Orphans & cycles
Two graph-shape problems show up with depressing regularity in real clusters: orphans (resources nothing depends on, that shouldn't be roots) and cycles (dependency loops that shouldn't exist at all). KubeAtlas surfaces both as first-class endpoints so they're discoverable from a dashboard or a CI gate.
Orphans (F-112 part 1)
An orphan is a resource that:
- has zero incoming edges, AND
- is not a top-level kind (a kind that conventionally has zero incoming edges by design — Namespace, Node, Deployment, etc.).
Plus a special case for Pods: a Pod with no ownerReferences is
flagged as standalone_pod, distinct from "orphan", because
many users kubectl run ad-hoc Pods on purpose.

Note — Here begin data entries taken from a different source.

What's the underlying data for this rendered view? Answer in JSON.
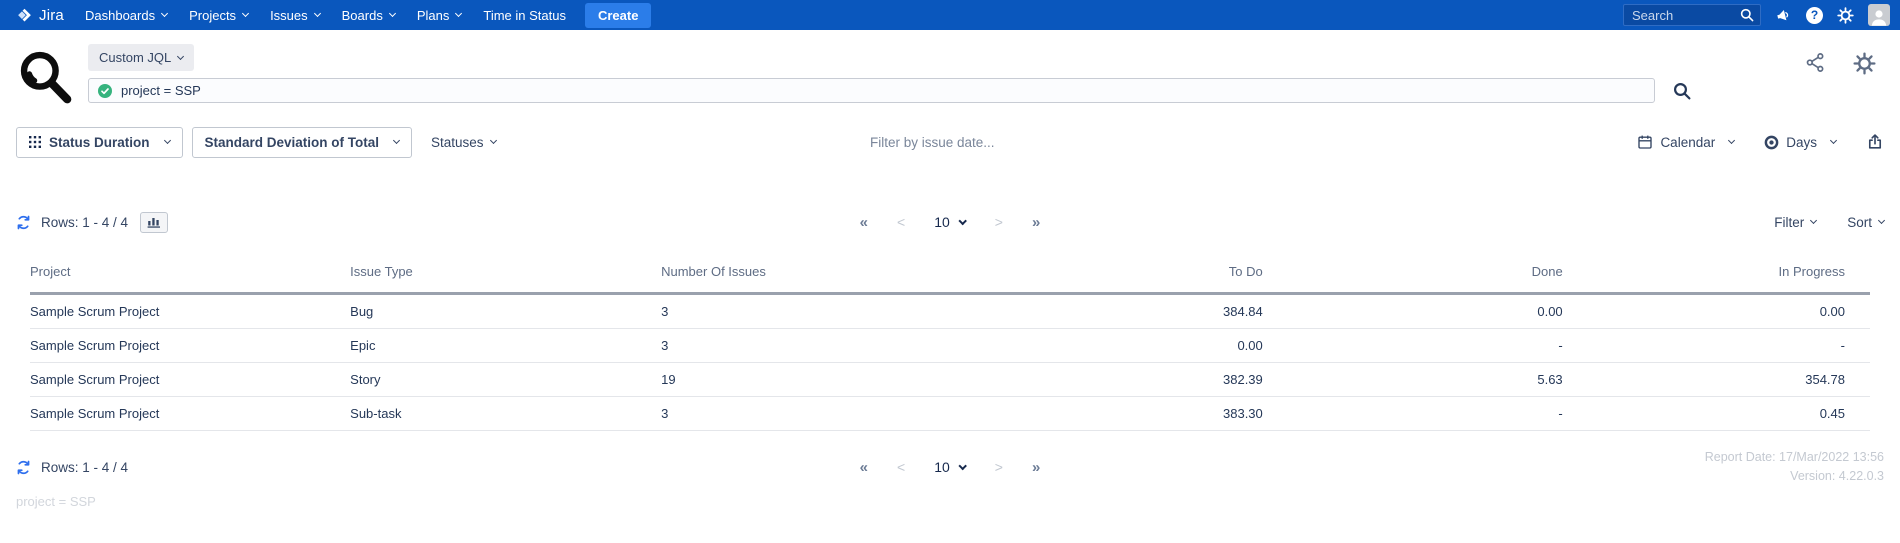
{
  "nav": {
    "brand": "Jira",
    "items": [
      {
        "label": "Dashboards"
      },
      {
        "label": "Projects"
      },
      {
        "label": "Issues"
      },
      {
        "label": "Boards"
      },
      {
        "label": "Plans"
      },
      {
        "label": "Time in Status"
      }
    ],
    "create_label": "Create",
    "search_placeholder": "Search",
    "help_glyph": "?"
  },
  "header": {
    "mode_label": "Custom JQL",
    "jql_value": "project = SSP"
  },
  "toolbar": {
    "report_type_label": "Status Duration",
    "calculation_label": "Standard Deviation of Total",
    "statuses_label": "Statuses",
    "date_filter_placeholder": "Filter by issue date...",
    "calendar_label": "Calendar",
    "time_unit_label": "Days"
  },
  "results": {
    "rows_label": "Rows: 1 - 4 / 4",
    "pagination": {
      "first": "«",
      "prev": "<",
      "page_size": "10",
      "next": ">",
      "last": "»"
    },
    "filter_label": "Filter",
    "sort_label": "Sort"
  },
  "table": {
    "columns": [
      "Project",
      "Issue Type",
      "Number Of Issues",
      "To Do",
      "Done",
      "In Progress"
    ],
    "rows": [
      [
        "Sample Scrum Project",
        "Bug",
        "3",
        "384.84",
        "0.00",
        "0.00"
      ],
      [
        "Sample Scrum Project",
        "Epic",
        "3",
        "0.00",
        "-",
        "-"
      ],
      [
        "Sample Scrum Project",
        "Story",
        "19",
        "382.39",
        "5.63",
        "354.78"
      ],
      [
        "Sample Scrum Project",
        "Sub-task",
        "3",
        "383.30",
        "-",
        "0.45"
      ]
    ]
  },
  "footer": {
    "rows_label": "Rows: 1 - 4 / 4",
    "report_date": "Report Date: 17/Mar/2022 13:56",
    "version": "Version: 4.22.0.3",
    "jql_echo": "project = SSP"
  },
  "colors": {
    "nav_bg": "#0a57bd",
    "create_bg": "#2b7de9",
    "text_dark": "#344563",
    "muted_gray": "#5e6c84",
    "success_green": "#36b37e",
    "refresh_blue": "#2f6fed",
    "faint_gray": "#c4c9d1"
  }
}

The reason
field lets dashboards render different copy.
API
GET /api/v1/orphans
GET /api/v1/orphans?namespace=demo
{
"reports": [
{
"resource": { "kind": "ReplicaSet", "namespace": "demo", "name": "ghost-rs" },
"reason": "orphan"
},
{
"resource": { "kind": "Pod", "namespace": "demo", "name": "lonely" },
"reason": "standalone_pod"
}
],
"count": 2
}
Top-level whitelist
These kinds never appear in the orphans list, no matter what their incoming-edge count is:
- Cluster-scoped roots:
Namespace,Node,PersistentVolume,StorageClass,ClusterRole,ClusterRoleBinding,CustomResourceDefinition. - Namespaced kinds users / GitOps systems author directly:
Deployment,StatefulSet,DaemonSet,Service,Ingress,Gateway,HTTPRoute,ConfigMap,Secret,ServiceAccount,Role,RoleBinding,Job,CronJob,PersistentVolumeClaim,NetworkPolicy.
Anything else with zero incoming edges is suspect — typical catches:
- A
ReplicaSetwhoseDeploymentwas deleted with--cascade=orphan. - A
Jobtemplate (a CronJob's child Job that lost its CronJob). - A custom resource whose owner CRD was uninstalled.
What orphans does not tell you
- It doesn't say why the upstream went away. The graph encodes
the current state, not the history; pair with
kubectl get eventsor your audit log if you need the cause. - It doesn't auto-clean. KubeAtlas is read-only by design.
Removing the resource is a
kubectl deleteyou make consciously after seeing the report.
Cycles (F-112 part 2)
A cycle is a strongly connected component (SCC) of two or more resources. Trivial single-vertex SCCs (resources that point at themselves) are not reported — they're either extractor mis-fires or legitimate self-references and would only spam dashboards.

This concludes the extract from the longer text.